Birkaç kez de başta “7 TİP’li gencin katlinde” adını duyduğum ama o sıralarda savcı Doğan Öz’ü öldürmekten yargılanan ülkücü İbrahim Çiftçi’nin duruşmasında tattım zaferi!!
Mahkeme salonu çıkışında ülkücüler kovaladı.. Ben Olimpiyat seçmelerinde derece almaya yakın bir koşuyla TRT arabasına binip uzaklaşabildim.
*. *. *
Devlet Bey’i ise, TRT’den gönderildikten sonra ve O da henüz bir akademisyen iken tanıdım. Annemlerle aynı sitede evi vardı.
Datça’da bebek oğlumla hayatımın en sakin tatilini yaparken tanıştık. Siyaset konuşup tartıştık.
O döneme dair aklımda kalan, insanlara mesafeli oluşu, hatta sevmeyişiydi!
Doğrusu ben de cahil ve aptallara tahammül edemediğim için pek insan sever sayılmam.
Yine de MHP’nin başına geçtiğinde en azından “mış gibi” yapar zannediyordum.
Üç beş kişi dışında yapmadı.
O kadar ki, 6 Şubat deprem faciasında Osmaniye’deki “DEVLET BEY KONAĞI” depremzedelere açılmadı. O günlerde bile “mış gibi” yapamadı.
*. *. *
Bir yanda cezaevinden kurtardığı katiller.. Bir yanda fotoğraf albümünde eksik olmayan mafya babaları.. Kürt düşmanlığı.. Öcalan için kürsüden fırlatılan ip.. Nasıl olduysa Devlet Bey birden bire “BİLGE İNSAN” oluverdi.
Olur mu olur!

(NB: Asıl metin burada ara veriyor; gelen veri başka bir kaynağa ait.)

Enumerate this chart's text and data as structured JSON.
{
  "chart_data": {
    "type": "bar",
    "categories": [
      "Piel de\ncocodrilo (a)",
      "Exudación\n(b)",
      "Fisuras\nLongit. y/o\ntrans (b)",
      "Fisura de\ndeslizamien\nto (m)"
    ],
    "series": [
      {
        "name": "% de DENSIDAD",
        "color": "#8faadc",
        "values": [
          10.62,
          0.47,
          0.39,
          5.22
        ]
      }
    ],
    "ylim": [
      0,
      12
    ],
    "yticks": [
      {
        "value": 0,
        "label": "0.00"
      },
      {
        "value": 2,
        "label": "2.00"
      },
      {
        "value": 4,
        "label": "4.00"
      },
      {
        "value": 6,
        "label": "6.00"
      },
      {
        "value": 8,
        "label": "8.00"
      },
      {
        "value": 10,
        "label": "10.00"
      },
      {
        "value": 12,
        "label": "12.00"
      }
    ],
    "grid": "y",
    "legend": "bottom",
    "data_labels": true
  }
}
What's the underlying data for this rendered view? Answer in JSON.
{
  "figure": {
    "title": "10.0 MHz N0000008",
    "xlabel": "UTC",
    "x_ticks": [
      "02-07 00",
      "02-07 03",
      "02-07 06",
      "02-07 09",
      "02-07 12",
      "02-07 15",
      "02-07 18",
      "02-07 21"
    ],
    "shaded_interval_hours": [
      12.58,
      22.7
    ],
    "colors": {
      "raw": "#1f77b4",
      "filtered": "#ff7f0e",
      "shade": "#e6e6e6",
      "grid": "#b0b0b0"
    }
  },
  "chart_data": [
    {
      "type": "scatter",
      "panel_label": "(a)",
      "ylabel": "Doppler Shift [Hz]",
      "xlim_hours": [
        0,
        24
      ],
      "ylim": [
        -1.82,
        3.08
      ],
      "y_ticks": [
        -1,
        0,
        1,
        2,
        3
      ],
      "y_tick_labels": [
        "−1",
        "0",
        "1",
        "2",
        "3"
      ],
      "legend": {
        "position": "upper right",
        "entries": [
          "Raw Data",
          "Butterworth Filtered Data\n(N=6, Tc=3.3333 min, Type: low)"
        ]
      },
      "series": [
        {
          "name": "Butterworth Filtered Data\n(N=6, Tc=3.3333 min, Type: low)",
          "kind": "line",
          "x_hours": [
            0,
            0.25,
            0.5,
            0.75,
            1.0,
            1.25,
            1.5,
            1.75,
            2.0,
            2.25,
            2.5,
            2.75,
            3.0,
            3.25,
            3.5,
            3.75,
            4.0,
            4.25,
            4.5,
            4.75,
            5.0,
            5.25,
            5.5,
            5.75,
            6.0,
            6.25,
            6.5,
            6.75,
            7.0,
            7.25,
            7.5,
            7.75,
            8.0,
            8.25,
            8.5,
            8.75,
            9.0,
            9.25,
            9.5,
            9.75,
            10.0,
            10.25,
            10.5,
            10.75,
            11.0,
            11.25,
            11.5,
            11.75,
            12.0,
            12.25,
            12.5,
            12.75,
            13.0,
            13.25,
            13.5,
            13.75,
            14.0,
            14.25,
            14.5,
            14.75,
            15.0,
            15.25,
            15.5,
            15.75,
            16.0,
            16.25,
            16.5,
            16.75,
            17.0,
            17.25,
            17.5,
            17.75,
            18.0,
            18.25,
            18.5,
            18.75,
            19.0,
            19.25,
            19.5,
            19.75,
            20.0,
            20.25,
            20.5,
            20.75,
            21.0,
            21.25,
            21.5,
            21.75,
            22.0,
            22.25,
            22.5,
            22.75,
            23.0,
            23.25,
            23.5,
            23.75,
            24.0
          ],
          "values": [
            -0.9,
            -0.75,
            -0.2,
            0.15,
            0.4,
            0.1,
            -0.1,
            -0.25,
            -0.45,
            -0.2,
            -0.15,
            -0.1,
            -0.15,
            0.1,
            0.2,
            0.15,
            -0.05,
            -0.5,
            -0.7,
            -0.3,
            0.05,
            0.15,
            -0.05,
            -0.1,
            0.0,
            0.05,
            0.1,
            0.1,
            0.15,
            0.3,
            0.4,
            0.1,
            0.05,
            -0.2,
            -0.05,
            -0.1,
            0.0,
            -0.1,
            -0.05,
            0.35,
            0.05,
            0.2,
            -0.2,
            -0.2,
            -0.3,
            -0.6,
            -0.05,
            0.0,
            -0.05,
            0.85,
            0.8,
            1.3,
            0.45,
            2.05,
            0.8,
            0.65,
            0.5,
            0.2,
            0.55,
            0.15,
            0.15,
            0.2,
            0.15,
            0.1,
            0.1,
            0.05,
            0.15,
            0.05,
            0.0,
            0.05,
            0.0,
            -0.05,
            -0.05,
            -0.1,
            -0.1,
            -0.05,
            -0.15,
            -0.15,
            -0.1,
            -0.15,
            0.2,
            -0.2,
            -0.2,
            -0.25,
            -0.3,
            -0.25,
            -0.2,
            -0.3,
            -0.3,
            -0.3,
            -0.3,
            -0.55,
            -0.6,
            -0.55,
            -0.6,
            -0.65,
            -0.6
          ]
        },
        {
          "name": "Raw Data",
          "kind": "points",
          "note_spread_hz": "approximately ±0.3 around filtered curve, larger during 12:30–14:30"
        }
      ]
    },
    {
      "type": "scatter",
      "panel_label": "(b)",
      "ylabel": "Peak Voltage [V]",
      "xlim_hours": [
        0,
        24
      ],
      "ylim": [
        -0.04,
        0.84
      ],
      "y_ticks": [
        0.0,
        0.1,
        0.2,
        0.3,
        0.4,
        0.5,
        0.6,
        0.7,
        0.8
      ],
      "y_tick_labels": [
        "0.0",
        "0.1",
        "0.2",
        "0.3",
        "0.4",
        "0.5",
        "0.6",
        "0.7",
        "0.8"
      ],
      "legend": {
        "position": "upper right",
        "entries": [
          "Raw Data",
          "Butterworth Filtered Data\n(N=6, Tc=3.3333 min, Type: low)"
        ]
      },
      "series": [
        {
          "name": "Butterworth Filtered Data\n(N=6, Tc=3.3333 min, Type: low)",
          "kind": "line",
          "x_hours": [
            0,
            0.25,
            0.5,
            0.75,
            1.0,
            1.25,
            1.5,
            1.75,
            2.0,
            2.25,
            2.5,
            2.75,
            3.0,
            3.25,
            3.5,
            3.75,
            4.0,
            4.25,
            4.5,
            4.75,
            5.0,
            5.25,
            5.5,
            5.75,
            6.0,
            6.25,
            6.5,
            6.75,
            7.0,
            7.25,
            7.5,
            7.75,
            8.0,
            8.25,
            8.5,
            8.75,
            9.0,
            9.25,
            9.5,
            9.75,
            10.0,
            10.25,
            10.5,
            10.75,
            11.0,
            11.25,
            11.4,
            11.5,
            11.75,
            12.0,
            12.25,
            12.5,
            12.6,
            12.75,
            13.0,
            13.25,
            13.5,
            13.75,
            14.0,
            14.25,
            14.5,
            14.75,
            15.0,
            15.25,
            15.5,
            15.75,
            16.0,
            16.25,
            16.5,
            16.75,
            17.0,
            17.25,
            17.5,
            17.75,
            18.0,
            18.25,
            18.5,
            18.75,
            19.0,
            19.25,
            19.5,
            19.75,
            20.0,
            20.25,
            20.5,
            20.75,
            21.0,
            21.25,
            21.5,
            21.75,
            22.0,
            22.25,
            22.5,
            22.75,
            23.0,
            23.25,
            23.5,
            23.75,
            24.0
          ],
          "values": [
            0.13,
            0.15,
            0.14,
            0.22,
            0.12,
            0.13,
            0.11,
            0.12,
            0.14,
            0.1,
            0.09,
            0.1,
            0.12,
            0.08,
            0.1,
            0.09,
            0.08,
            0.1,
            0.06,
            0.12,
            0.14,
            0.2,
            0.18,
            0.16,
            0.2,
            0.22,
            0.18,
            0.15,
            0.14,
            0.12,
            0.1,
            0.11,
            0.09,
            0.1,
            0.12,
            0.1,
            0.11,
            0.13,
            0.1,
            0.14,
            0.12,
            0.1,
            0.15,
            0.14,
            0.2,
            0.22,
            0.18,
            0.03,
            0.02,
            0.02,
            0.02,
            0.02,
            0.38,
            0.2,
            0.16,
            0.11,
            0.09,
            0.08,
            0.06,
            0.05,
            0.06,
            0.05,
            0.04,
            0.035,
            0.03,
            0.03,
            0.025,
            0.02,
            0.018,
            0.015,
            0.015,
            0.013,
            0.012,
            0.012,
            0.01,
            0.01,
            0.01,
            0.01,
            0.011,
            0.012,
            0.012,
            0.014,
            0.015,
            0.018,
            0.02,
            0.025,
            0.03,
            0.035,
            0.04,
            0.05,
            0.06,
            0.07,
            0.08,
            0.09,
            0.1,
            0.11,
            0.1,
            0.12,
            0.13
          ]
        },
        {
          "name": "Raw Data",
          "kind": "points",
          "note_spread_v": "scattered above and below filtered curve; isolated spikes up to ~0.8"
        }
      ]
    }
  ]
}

Hatta iyi olur..
“Terörsüz Türkiye” projesiyle de alkış alır mı alır!
Nelere tanık olmadık ki bu süreçte, değil mi!
Öcalan “PKK’nın kurucu önderi” oldu. DEM milletvekilleriyle el ele samimi fotoğraflar çekildi. Selahattin Demirtaş’ın tahliyesi için, neredeyse DEM’den daha fazla çaba harcandı..
Bu arada, hatırlatmama bile gerek yok aslında, CHP’ye her fırsatta hücum edildi.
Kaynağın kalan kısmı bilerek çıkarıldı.